Par acte de commissaire de justice du 30 décembre 2024 monsieur [Q] a fait assigner le procureur de la République.
Le récépissé prévu à l’article 1040 du code de procédure civile a été délivré le 15 janvier 2025.
Aux termes de son exploit introductif d’instance, monsieur [Q] demande au tribunal de :
constater que le récépissé prévu par 1'article 1040 du code de procédure civile a été délivré par le ministère de la justice ;déclarer monsieur [Q], recevable en son action ;ordonner l’enregistrement de la déclaration de nationalité souscrite par monsieur [Q], le 28 décembre 2023 sur le fondement de l’article 21-12 du code civil ; dire que monsieur [Y] [Q], né le 1er janvier 2006 à [Localité 3], Guinée, est français depuis le 28 décembre 2023 ; ordonner la mention prévue par les articles 28 du code civil et 1059 du code de procédure civile ainsi que par le décret n°65-422 du 1er juin 1965, portant création d’un service central au ministère des affaires étrangères ; condamner l’Etat à payer une somme de 2.000 € au conseil de monsieur [Q], par application des dispositions combinées de l’article 37 de la loi n° 91-647 du 10 juillet 1991 relative à l’aide juridique et de l’article 700, 2°, du code de procédure civile ; dans pareil cas, le conseil s’engage à renoncer à percevoir l’aide juridictionnelle ;condamner le Trésor Public aux dépens.
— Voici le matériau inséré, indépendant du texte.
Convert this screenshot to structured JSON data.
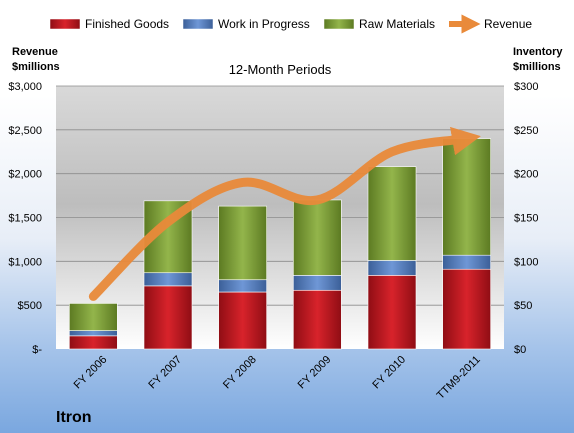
{
  "chart_data": {
    "type": "bar",
    "subtitle": "12-Month Periods",
    "company": "Itron",
    "categories": [
      "FY 2006",
      "FY 2007",
      "FY 2008",
      "FY 2009",
      "FY 2010",
      "TTM9-2011"
    ],
    "left_axis": {
      "label_line1": "Revenue",
      "label_line2": "$millions",
      "ylim": [
        0,
        3000
      ],
      "ticks": [
        "$-",
        "$500",
        "$1,000",
        "$1,500",
        "$2,000",
        "$2,500",
        "$3,000"
      ]
    },
    "right_axis": {
      "label_line1": "Inventory",
      "label_line2": "$millions",
      "ylim": [
        0,
        300
      ],
      "ticks": [
        "$0",
        "$50",
        "$100",
        "$150",
        "$200",
        "$250",
        "$300"
      ]
    },
    "series": [
      {
        "name": "Finished Goods",
        "axis": "right",
        "stacked": true,
        "color": "#c0141c",
        "values": [
          15,
          72,
          65,
          67,
          84,
          91
        ]
      },
      {
        "name": "Work in Progress",
        "axis": "right",
        "stacked": true,
        "color": "#4f7bc0",
        "values": [
          6,
          15,
          14,
          17,
          17,
          16
        ]
      },
      {
        "name": "Raw Materials",
        "axis": "right",
        "stacked": true,
        "color": "#7e9e3a",
        "values": [
          31,
          82,
          84,
          86,
          107,
          133
        ]
      },
      {
        "name": "Revenue",
        "axis": "left",
        "type": "line",
        "color": "#e98a3a",
        "values": [
          600,
          1450,
          1900,
          1700,
          2250,
          2400
        ]
      }
    ],
    "grid": true,
    "legend": "top"
  }
}
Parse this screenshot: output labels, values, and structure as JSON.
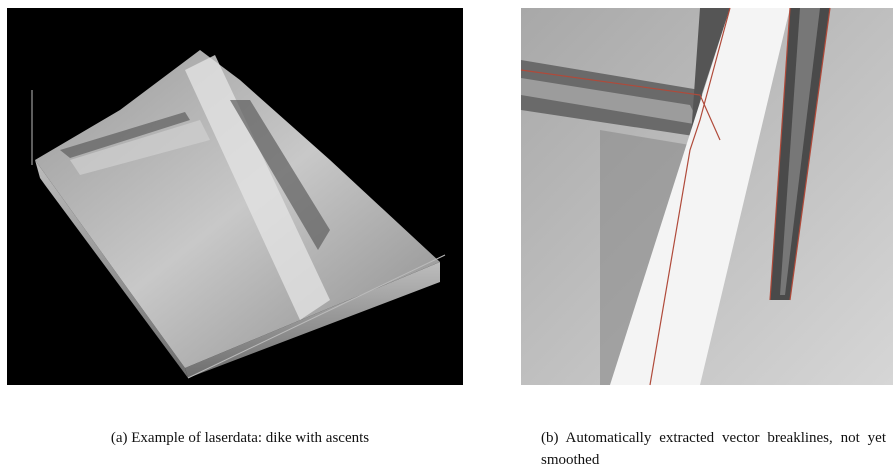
{
  "figure": {
    "panels": [
      {
        "caption": "(a) Example of laserdata: dike with ascents"
      },
      {
        "caption": "(b) Automatically extracted vector breaklines, not yet smoothed"
      }
    ]
  }
}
Au soutien de ses demandes monsieur [Q] produit une copie intégrale de son acte de naissance, le jugement supplétif qui a servi à l’établir, son titre de séjour et son passeport pour justifier de son état-civil.
Sur les conditions de prise en charge, il indique avoir été confié à l’aide sociale à l’enfance depuis une première décision du 12 octobre 2020, soit plus de trois ans avant sa déclaration.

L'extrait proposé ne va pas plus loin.